I agree –this is an important item to have in a collection policy.  I expect that the actual number doesn’t matter so much as being sure that something (the number or another data field such as ‘provenance’) documents the earliest time it was noted in the collection, and any circumstances you have evidence for. 

 

The usefulness of this was apparent when I worked for a museum with a very old collection and for various reasons some items had no numbers and/or were no longer to be found. Unfortunately many of these were loans, and it was by process of elimination that we had to try to figure out what reasonably could have been an item in question.
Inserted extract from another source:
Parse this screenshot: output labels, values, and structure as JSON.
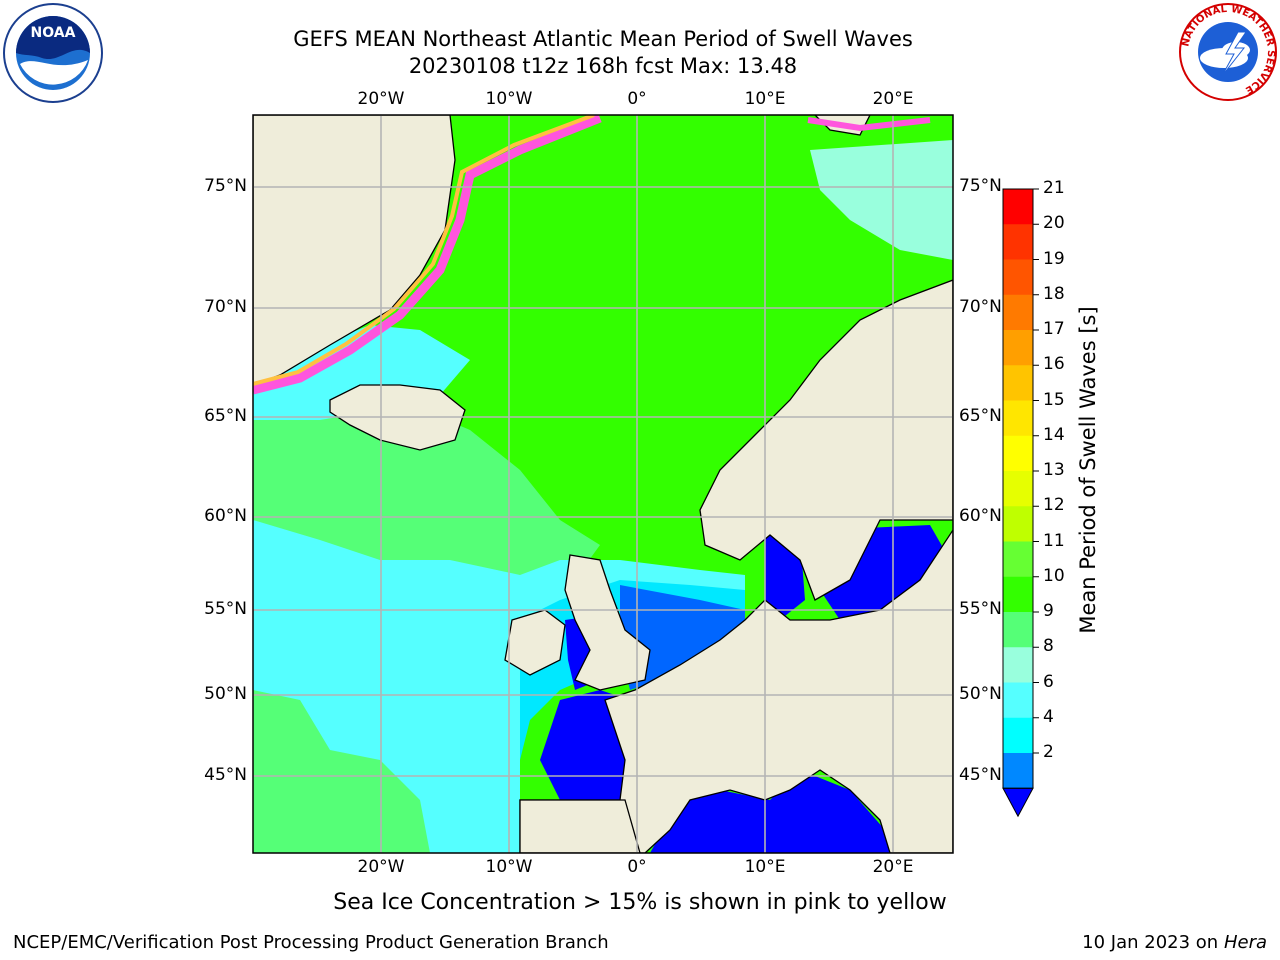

Sometimes the date of the earliest ‘sighting’ of an item could eliminate it from a search. e.g. an item that was documented in the collection or just on site (whether accessioned at that time or not) could be eliminated as an item that was part of an incoming loan that came at a later date.  The same reasoning has also been applied in a case where things were stolen and we could document their existence in our museum as being prior to the dates the defendant was a volunteer there.

 

Now ‘cleaning up’ yet another collection, I sometimes find something in an envelope with a postmark which provides documentation at least of date and return address.  I always save the envelope as documentation in the file for whatever accession number it is eventually given.  For all of the above reasons, then, I lean towards using an accession number for the year you can document it to (provided you have a definitive list of all accession numbers previously issued for that year so you don’t end up with a duplicate number).

 

Lucy Sperlin

Butte County Historical Society

Oroville, CA

 


From: Museum discussion list [mailto:[log in to unmask]] On Behalf Of Alisha Goode
Sent: Friday, January 30, 2009 6:56 PM
To: [log in to unmask]
Subject: Re: accession numbers

 

I'd first recommend checking your collection policy to see if that particular issue is covered.  I have worked with one collection that you would enter the year that it was received if known, but with another collection it was always the year that the object was accessioned.  Other people who have been in the field longer than I may have a more definitive point of view, but if your institution doesn't have a policy already in place for this, then I think it would be up to your discretion.  If it's not in the policy, you might want to consider placing it in there after this so that continuity of policy occurs.

On Fri, Jan 30, 2009 at 6:35 PM, Margaret Fredrickson <[log in to unmask]> wrote:

we use PastPerfect museum software.

Ideally the first set of numbers indicates the year an object was received and accessioned.

 

Recently I found something that had been received years ago and never accessioned.

Do I start the accession number with the current year or with an approximation of when it might have been received?